Tanah longsor di Oso Hak atas foto AP
Image caption Pencarian korban diteruskan dengan menggunakan helikopter dan mesin pengindra laser.

Pihak berwenang di negara bagian Washington, Amerika Serikat, menemukan enam jenazah lagi dalam bencana tanah longsor Sabtu (22/03) pekan lalu.

Dengan demikian jumlah korban sejauh ini sudah mencapai 14 jiwa.

Sekitar 176 orang lain masih dinyatakan hilang setelah dinding tanah setinggi 54 meter ambruk menghantam kota Oso, di sebelah selatan Seattle, Amerika Serikat.

Upaya pencarian diteruskan sepanjang siang dan malam dengan menggunakan helikopter maupun mesin pengindra laser dan petugas penyelamat mengakui kecil kemungkinan untuk menemukan korban selamat.

Petugas penyelamat dibantu dengan warga setempat dan sukarelawan yang menggunakan tangan untuk mencari korban.

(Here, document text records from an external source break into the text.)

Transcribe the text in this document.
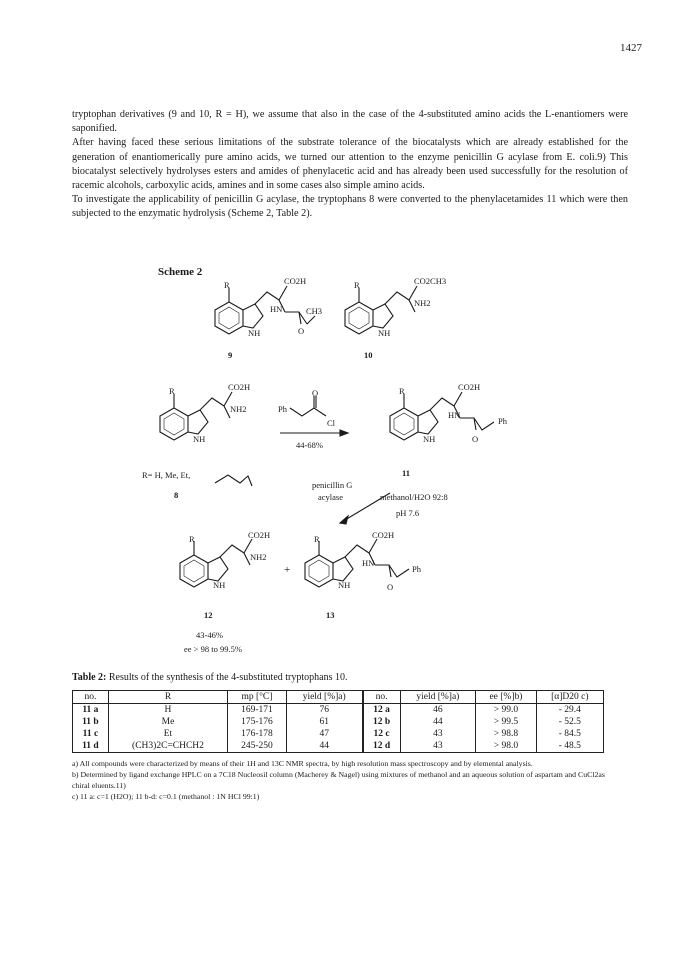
1427

tryptophan derivatives (9 and 10, R = H), we assume that also in the case of the 4-substituted amino acids the L-enantiomers were saponified.

After having faced these serious limitations of the substrate tolerance of the biocatalysts which are already established for the generation of enantiomerically pure amino acids, we turned our attention to the enzyme penicillin G acylase from E. coli.9) This biocatalyst selectively hydrolyses esters and amides of phenylacetic acid and has already been used successfully for the resolution of racemic alcohols, carboxylic acids, amines and in some cases also simple amino acids.

To investigate the applicability of penicillin G acylase, the tryptophans 8 were converted to the phenylacetamides 11 which were then subjected to the enzymatic hydrolysis (Scheme 2, Table 2).

Scheme 2
R	CO2H
HN	CH3
O
NH
9
R	CO2CH3
NH2
NH
10
R	CO2H
NH2
NH
R= H, Me, Et,
8
Ph
O
Cl
44-68%
R	CO2H
HN
Ph
O
NH
11
penicillin G
acylase	methanol/H2O 92:8
pH 7.6
R	CO2H
NH2
NH
+
12
43-46%
ee > 98 to 99.5%
R	CO2H
HN
Ph
O
NH
13
Table 2: Results of the synthesis of the 4-substituted tryptophans 10.
no.	R	mp [°C]	yield [%]a)	no.	yield [%]a)	ee [%]b)	[α]D20 c)
11 a	H	169-171	76	12 a	46	> 99.0	- 29.4
11 b	Me	175-176	61	12 b	44	> 99.5	- 52.5
11 c	Et	176-178	47	12 c	43	> 98.8	- 84.5
11 d	(CH3)2C=CHCH2	245-250	44	12 d	43	> 98.0	- 48.5

a) All compounds were characterized by means of their 1H and 13C NMR spectra, by high resolution mass spectroscopy and by elemental analysis.

b) Determined by ligand exchange HPLC on a 7C18 Nucleosil column (Macherey & Nagel) using mixtures of methanol and an aqueous solution of aspartam and CuCl2as chiral eluents.11)

c) 11 a: c=1 (H2O); 11 b-d: c=0.1 (methanol : 1N HCl 99:1)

Presiden Barack Obama -yang sedang menghadiri pertemuan puncak keamanan nuklir di Den Haag, Belanda- sudah menandatangani bantuan darurat.

"Kami tahu bahwa sebagian dari komunitas yang erat di sana sudah hilang. Kita harapkan yang terbaik namun kita menyadari situasinya berat," jelasnya.

Hak atas foto AP
Image caption Tanah longsor diperkirakan terjadi karena hujan lebat.

Gubernur Washington, Jay Inslee -yang melihat kawasan bencana dari udara- mengatakan kerusakannya melebihi yang bisa dibayangkan'.

Dia menjelaskan perbukitan terpecah dua dan menghantam kota di bawah sehingga 'tidak ada lagi yang bertahan atau tersisa setelah disapu longsor'.

Bencana longsor ini diduga terjadi akibat hujan yang sangat lebat, namun daerah ini memang pernah memiliki masalah dengan struktur tanah yang tidak stabil.